Leigh, who is imperfect and occasionally overreaching and fundamentally, genuinely mine.
“We’re working on it. Which is as good as I can do right now.”
She accepts this with a weak smile, and we eat our pastries, and the babies cycle through their needs in rotation. Feed, change, walk, repeat. The day passes the way days pass when you are too tired and too full of feeling to track the hours properly.
Leigh holds the girls while I feed the boy, then holds the boy while I feed the girls in sequence.
She changes diapers without being asked, which earns her significant credit, and she does it with the cheerful competence of someone who has been waiting her whole life for an excuse to do exactly this.
It loosens my knot of Leigh-shaped frustration.
This is the Leigh I know. The one who shows up and does the practical thing and loves me and the people adjacent to me with a fullness that occasionally overflows its banks in ways that cause problems. She’s not a bad person. She made a bad call. That’s all it was.
This is the first time Leigh has let me down in any meaningful way.
And I’m discovering that one real failure, owned cleanly and without deflection, sits differently than I expected it to.
It doesn’t erase our friendship. It complicates things, adds texture, makes the friendship something more than frictionless.
Real, maybe, in a way that frictionless things aren’t.

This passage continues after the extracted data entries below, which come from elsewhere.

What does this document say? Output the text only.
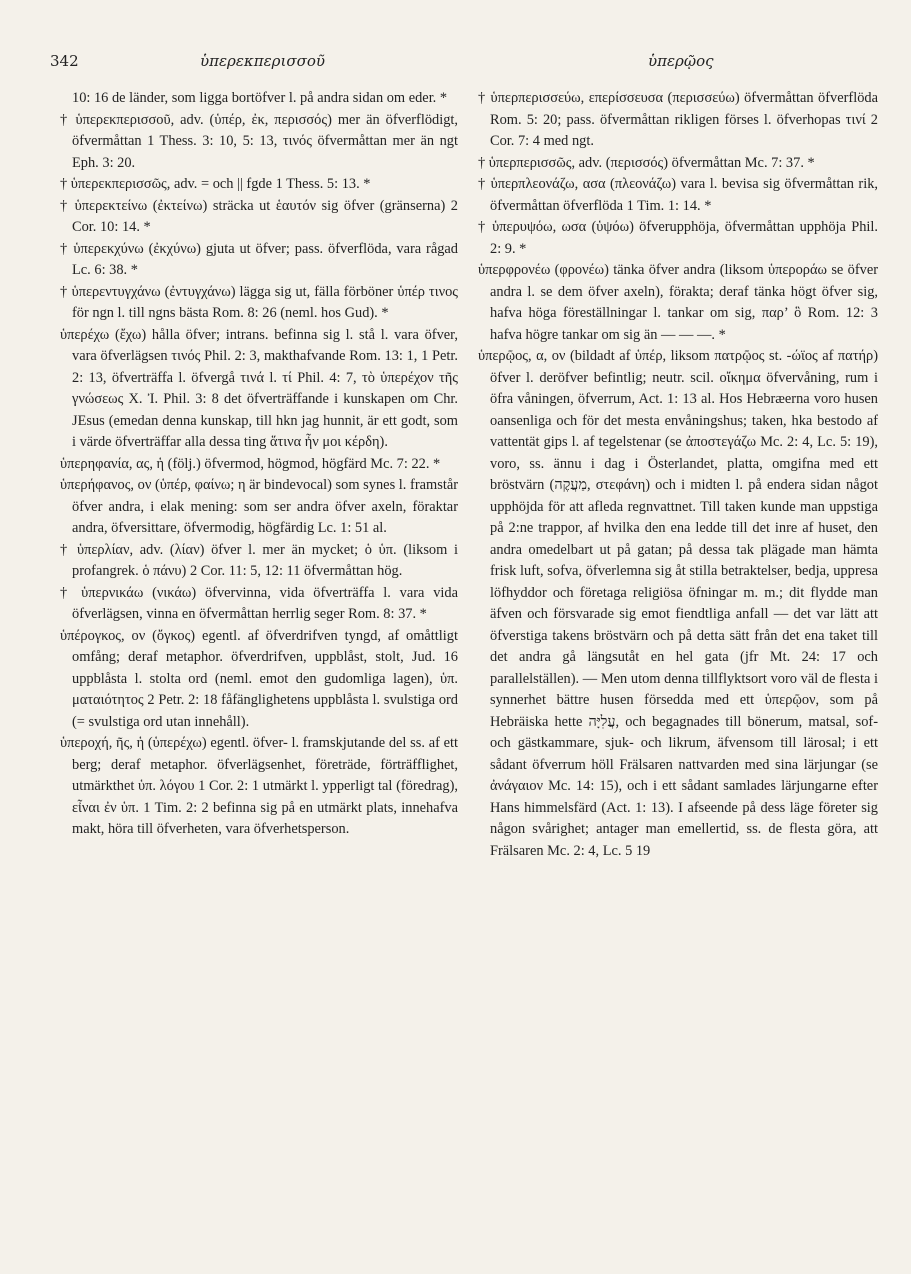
342	ὑπερεκπερισσοῦ	ὑπερῷος

10: 16 de länder, som ligga bortöfver l. på andra sidan om eder. *

† ὑπερεκπερισσοῦ, adv. (ὑπέρ, ἐκ, περισσός) mer än öfverflödigt, öfvermåttan 1 Thess. 3: 10, 5: 13, τινός öfvermåttan mer än ngt Eph. 3: 20.

† ὑπερεκπερισσῶς, adv. = och || fgde 1 Thess. 5: 13. *

† ὑπερεκτείνω (ἐκτείνω) sträcka ut ἑαυτόν sig öfver (gränserna) 2 Cor. 10: 14. *

† ὑπερεκχύνω (ἐκχύνω) gjuta ut öfver; pass. öfverflöda, vara rågad Lc. 6: 38. *

† ὑπερεντυγχάνω (ἐντυγχάνω) lägga sig ut, fälla förböner ὑπέρ τινος för ngn l. till ngns bästa Rom. 8: 26 (neml. hos Gud). *

ὑπερέχω (ἔχω) hålla öfver; intrans. befinna sig l. stå l. vara öfver, vara öfverlägsen τινός Phil. 2: 3, makthafvande Rom. 13: 1, 1 Petr. 2: 13, öfverträffa l. öfvergå τινά l. τί Phil. 4: 7, τὸ ὑπερέχον τῆς γνώσεως Χ. Ἰ. Phil. 3: 8 det öfverträffande i kunskapen om Chr. JEsus (emedan denna kunskap, till hkn jag hunnit, är ett godt, som i värde öfverträffar alla dessa ting ἅτινα ἦν μοι κέρδη).

ὑπερηφανία, ας, ἡ (följ.) öfvermod, högmod, högfärd Mc. 7: 22. *

ὑπερήφανος, ον (ὑπέρ, φαίνω; η är bindevocal) som synes l. framstår öfver andra, i elak mening: som ser andra öfver axeln, föraktar andra, öfversittare, öfvermodig, högfärdig Lc. 1: 51 al.

† ὑπερλίαν, adv. (λίαν) öfver l. mer än mycket; ὁ ὑπ. (liksom i profangrek. ὁ πάνυ) 2 Cor. 11: 5, 12: 11 öfvermåttan hög.

† ὑπερνικάω (νικάω) öfvervinna, vida öfverträffa l. vara vida öfverlägsen, vinna en öfvermåttan herrlig seger Rom. 8: 37. *

ὑπέρογκος, ον (ὄγκος) egentl. af öfverdrifven tyngd, af omåttligt omfång; deraf metaphor. öfverdrifven, uppblåst, stolt, Jud. 16 uppblåsta l. stolta ord (neml. emot den gudomliga lagen), ὑπ. ματαιότητος 2 Petr. 2: 18 fåfänglighetens uppblåsta l. svulstiga ord (= svulstiga ord utan innehåll).

ὑπεροχή, ῆς, ἡ (ὑπερέχω) egentl. öfver- l. framskjutande del ss. af ett berg; deraf metaphor. öfverlägsenhet, företräde, förträfflighet, utmärkthet ὑπ. λόγου 1 Cor. 2: 1 utmärkt l. ypperligt tal (föredrag), εἶναι ἐν ὑπ. 1 Tim. 2: 2 befinna sig på en utmärkt plats, innehafva makt, höra till öfverheten, vara öfverhetsperson.

† ὑπερπερισσεύω, επερίσσευσα (περισσεύω) öfvermåttan öfverflöda Rom. 5: 20; pass. öfvermåttan rikligen förses l. öfverhopas τινί 2 Cor. 7: 4 med ngt.

† ὑπερπερισσῶς, adv. (περισσός) öfvermåttan Mc. 7: 37. *

† ὑπερπλεονάζω, ασα (πλεονάζω) vara l. bevisa sig öfvermåttan rik, öfvermåttan öfverflöda 1 Tim. 1: 14. *

† ὑπερυψόω, ωσα (ὑψόω) öfverupphöja, öfvermåttan upphöja Phil. 2: 9. *

ὑπερφρονέω (φρονέω) tänka öfver andra (liksom ὑπεροράω se öfver andra l. se dem öfver axeln), förakta; deraf tänka högt öfver sig, hafva höga föreställningar l. tankar om sig, παρ’ ὃ Rom. 12: 3 hafva högre tankar om sig än — — —. *

ὑπερῷος, α, ον (bildadt af ὑπέρ, liksom πατρῷος st. -ώϊος af πατήρ) öfver l. deröfver befintlig; neutr. scil. οἴκημα öfvervåning, rum i öfra våningen, öfverrum, Act. 1: 13 al. Hos Hebræerna voro husen oansenliga och för det mesta envåningshus; taken, hka bestodo af vattentät gips l. af tegelstenar (se ἀποστεγάζω Mc. 2: 4, Lc. 5: 19), voro, ss. ännu i dag i Österlandet, platta, omgifna med ett bröstvärn (מַעֲקֶה, στεφάνη) och i midten l. på endera sidan något upphöjda för att afleda regnvattnet. Till taken kunde man uppstiga på 2:ne trappor, af hvilka den ena ledde till det inre af huset, den andra omedelbart ut på gatan; på dessa tak plägade man hämta frisk luft, sofva, öfverlemna sig åt stilla betraktelser, bedja, uppresa löfhyddor och företaga religiösa öfningar m. m.; dit flydde man äfven och försvarade sig emot fiendtliga anfall — det var lätt att öfverstiga takens bröstvärn och på detta sätt från det ena taket till det andra gå längsutåt en hel gata (jfr Mt. 24: 17 och parallelställen). — Men utom denna tillflyktsort voro väl de flesta i synnerhet bättre husen försedda med ett ὑπερῷον, som på Hebräiska hette עֲלִיָּה, och begagnades till bönerum, matsal, sof- och gästkammare, sjuk- och likrum, äfvensom till lärosal; i ett sådant öfverrum höll Frälsaren nattvarden med sina lärjungar (se ἀνάγαιον Mc. 14: 15), och i ett sådant samlades lärjungarne efter Hans himmelsfärd (Act. 1: 13). I afseende på dess läge företer sig någon svårighet; antager man emellertid, ss. de flesta göra, att Frälsaren Mc. 2: 4, Lc. 5 19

Forgiveness has never been my strong suit.
Usually, I just move on. Growing up with my mom, I never got an apology.
Rosemary never did anything worth forgiving, and Mom didn’t care if she did or not.

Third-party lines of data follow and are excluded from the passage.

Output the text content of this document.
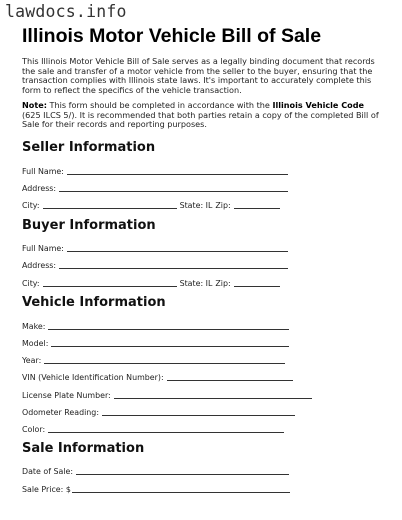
lawdocs.info
Illinois Motor Vehicle Bill of Sale

This Illinois Motor Vehicle Bill of Sale serves as a legally binding document that records the sale and transfer of a motor vehicle from the seller to the buyer, ensuring that the transaction complies with Illinois state laws. It's important to accurately complete this form to reflect the specifics of the vehicle transaction.

Note: This form should be completed in accordance with the Illinois Vehicle Code (625 ILCS 5/). It is recommended that both parties retain a copy of the completed Bill of Sale for their records and reporting purposes.

Seller Information
Full Name:
Address:
City:	State: IL Zip:
Buyer Information
Full Name:
Address:
City:	State: IL Zip:
Vehicle Information
Make:
Model:
Year:
VIN (Vehicle Identification Number):
License Plate Number:
Odometer Reading:
Color:
Sale Information
Date of Sale:
Sale Price: $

I haven’t had a lot of close girlfriends, given my hobbies—weightlifting, mostly—and going into my field left me without a ton of female interaction except for clients.
And you don’t keep clients by calling them out on their bullshit all the time.
So, I’m not good at forgiving Leigh. But I want to.
She leaves around four, and the cottage goes quiet again in that way I’m starting to recognize—heavy and soft and full of small sounds that resolve into something that feels, against all expectation, like peace.
I get all three babies down at something approaching the same time, which feels like a victory of such magnitude that I sit on the edge of my bed and do nothing for a full two minutes just to honor it.
Then I pick up my phone and look at Ronan’s text. Thinking of you all.
I write back, All alive. Barely. How do people do this with just one?
His response comes back within a minute. Considerable denial and a great deal of tea. Get some sleep.
I put the phone down, and I’m smiling, which feels both entirely natural and completely absurd given everything.
I lie down in the dark and listen to three small people breathe and think about the results coming.
And about Ronan tucking that curl behind my ear in the doorway like it was the most natural thing in the world.
And the kiss.
He does things without making a production of them.
Just picks up a crying baby, just makes eggs in top hats, just reaches out and moves a piece of hair out of my face because apparently it was bothering him and he intended to do something about it.
No preamble. No fuss. Just the quiet confidence of a man who has made a decision and is acting on it, and the warmth of his fingers against my temple, and the way he looked at me in the doorway afterward, like he was very deliberately not pushing further.
So, I did. Couldn’t help it. And even though he left after we kissed, I didn’t feel left. I felt seen. Held. Dare I say, I felt happy.
That thought drifts behind my eyes, and I doze off, safe in the knowledge that I can be happy again. One day.